Meine Frau und ich saßen auf der Terrasse als ein Amselpärchen laut schreiend über unseren Köpfen Kreise drehte. Uns war sofort bewusst, dass hier etwas Außergewöhnliches passiert sein muss. Erst dachten wir daran, dass sie Warnungen aussendeten, weil eine Katze ihnen Jungen im Nest zu nahe kam. Aber da war keine Katze und auch kein anderer Feind. Wir machten uns auf, damit sie uns eine Richtung angeben konnten. Und tatsächlich lockten sie uns an den Ort, an dem eines ihrer Jungen aus dem Nest gefallen war. Wir polsterten einen Wäscheklammerbeutel aus und legten das Junge, das betäubt war, aber noch lebte, ohne es direkt mit der Hand zu berühren, hinein. Dann hängten wir den Beutel in einen Baum. Das Elternpaar nahm sofort Kontakt zu ihm auf und suchte es zu animieren, mitzukommen. Wir entfernten uns und sahen erst viel später nach. Die kleine Amsel war leider nicht mehr zu sich gekommen und lag nun tot da. Die Amseleltern hatten den Versuch, es zu reanimieren, aufgegeben. Auch uns brauchten sie jetzt nicht mehr.

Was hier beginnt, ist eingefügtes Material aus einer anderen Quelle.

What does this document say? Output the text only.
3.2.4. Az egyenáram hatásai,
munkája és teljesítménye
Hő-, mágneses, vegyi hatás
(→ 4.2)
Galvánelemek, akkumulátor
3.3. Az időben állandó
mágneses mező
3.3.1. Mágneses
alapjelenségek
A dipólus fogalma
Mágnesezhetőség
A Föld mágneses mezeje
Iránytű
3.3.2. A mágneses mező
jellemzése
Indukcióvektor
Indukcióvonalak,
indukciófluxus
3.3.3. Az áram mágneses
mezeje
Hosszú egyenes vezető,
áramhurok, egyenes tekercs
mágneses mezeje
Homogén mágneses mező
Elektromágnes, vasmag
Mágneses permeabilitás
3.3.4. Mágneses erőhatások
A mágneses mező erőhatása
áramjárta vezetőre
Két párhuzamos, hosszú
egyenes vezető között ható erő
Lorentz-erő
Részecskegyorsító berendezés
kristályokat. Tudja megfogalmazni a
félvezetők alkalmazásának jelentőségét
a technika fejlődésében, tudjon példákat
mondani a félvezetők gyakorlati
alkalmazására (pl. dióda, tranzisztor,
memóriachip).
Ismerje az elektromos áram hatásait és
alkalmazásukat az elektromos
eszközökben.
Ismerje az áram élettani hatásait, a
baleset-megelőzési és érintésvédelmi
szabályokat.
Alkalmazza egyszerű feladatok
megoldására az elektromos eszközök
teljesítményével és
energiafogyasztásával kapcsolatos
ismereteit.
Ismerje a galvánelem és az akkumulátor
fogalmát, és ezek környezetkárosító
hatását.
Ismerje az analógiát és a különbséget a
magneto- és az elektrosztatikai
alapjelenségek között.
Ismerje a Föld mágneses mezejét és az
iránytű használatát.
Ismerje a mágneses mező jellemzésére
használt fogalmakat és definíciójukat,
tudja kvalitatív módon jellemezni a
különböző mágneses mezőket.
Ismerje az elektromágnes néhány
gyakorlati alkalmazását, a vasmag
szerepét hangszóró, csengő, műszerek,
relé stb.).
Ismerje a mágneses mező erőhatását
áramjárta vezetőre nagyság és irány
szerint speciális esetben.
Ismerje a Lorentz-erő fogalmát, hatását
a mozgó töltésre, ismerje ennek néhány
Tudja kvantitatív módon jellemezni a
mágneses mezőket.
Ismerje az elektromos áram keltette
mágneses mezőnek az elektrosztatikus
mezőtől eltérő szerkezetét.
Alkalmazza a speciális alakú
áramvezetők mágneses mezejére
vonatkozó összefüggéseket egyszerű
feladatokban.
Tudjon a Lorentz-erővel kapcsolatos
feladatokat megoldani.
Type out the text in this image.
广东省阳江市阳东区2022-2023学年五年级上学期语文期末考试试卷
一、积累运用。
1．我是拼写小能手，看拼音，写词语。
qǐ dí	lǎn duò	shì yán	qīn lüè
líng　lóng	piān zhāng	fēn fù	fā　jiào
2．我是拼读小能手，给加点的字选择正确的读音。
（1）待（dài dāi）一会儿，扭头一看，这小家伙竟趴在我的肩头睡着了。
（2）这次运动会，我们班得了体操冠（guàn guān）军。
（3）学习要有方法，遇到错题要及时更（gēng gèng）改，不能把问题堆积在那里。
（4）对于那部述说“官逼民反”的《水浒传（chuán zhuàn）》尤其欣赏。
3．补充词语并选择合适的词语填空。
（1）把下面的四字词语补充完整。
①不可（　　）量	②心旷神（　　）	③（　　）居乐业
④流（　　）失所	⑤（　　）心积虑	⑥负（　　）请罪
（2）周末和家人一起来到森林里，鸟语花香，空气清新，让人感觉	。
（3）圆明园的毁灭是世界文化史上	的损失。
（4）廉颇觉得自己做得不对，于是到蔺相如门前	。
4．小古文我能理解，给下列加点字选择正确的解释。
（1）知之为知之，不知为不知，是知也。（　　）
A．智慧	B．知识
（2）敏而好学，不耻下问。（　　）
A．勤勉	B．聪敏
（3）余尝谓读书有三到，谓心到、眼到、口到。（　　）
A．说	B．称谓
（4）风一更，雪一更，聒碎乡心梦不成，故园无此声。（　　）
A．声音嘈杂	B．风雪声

Nach dem gelungenen und dem misslungenen Rettungsversuch kann zumindest eines festgehalten werden: Fremde Spezies haben eine Vorstellung davon, dass sie mit anderen Spezies (also auch uns Menschen) Kontakt aufnehmen können. Dabei muss von ihnen (wie auch immer) eingeschätzt werden können, wer ein Feind ist, der sie bei einer Annäherung tötet und wer hilfreich sein könnte bei ihrem Anliegen. Sie müssen also eine Vorstellung von uns als einer fremden Spezies haben. Dabei müssen sie einschätzen können, dass wir ihnen nützlich sein können, weil wir über Fähigkeiten verfügen, die sie nicht haben, die ihnen aber helfen können, um ihre Notlage zu lindern. Und sie müssen uns noch genauer, d.h. uns im Speziellen einschätzen können, denn nicht allen Vertreter*innen unserer Spezies Mensch können sie trauen.
Diese mögliche Verständigung zwischen den Spezies finde ich besonders spannend. Ich gehe meine Fragen hierzu in meinem Buch anhand wissenschaftlicher Literatur nach.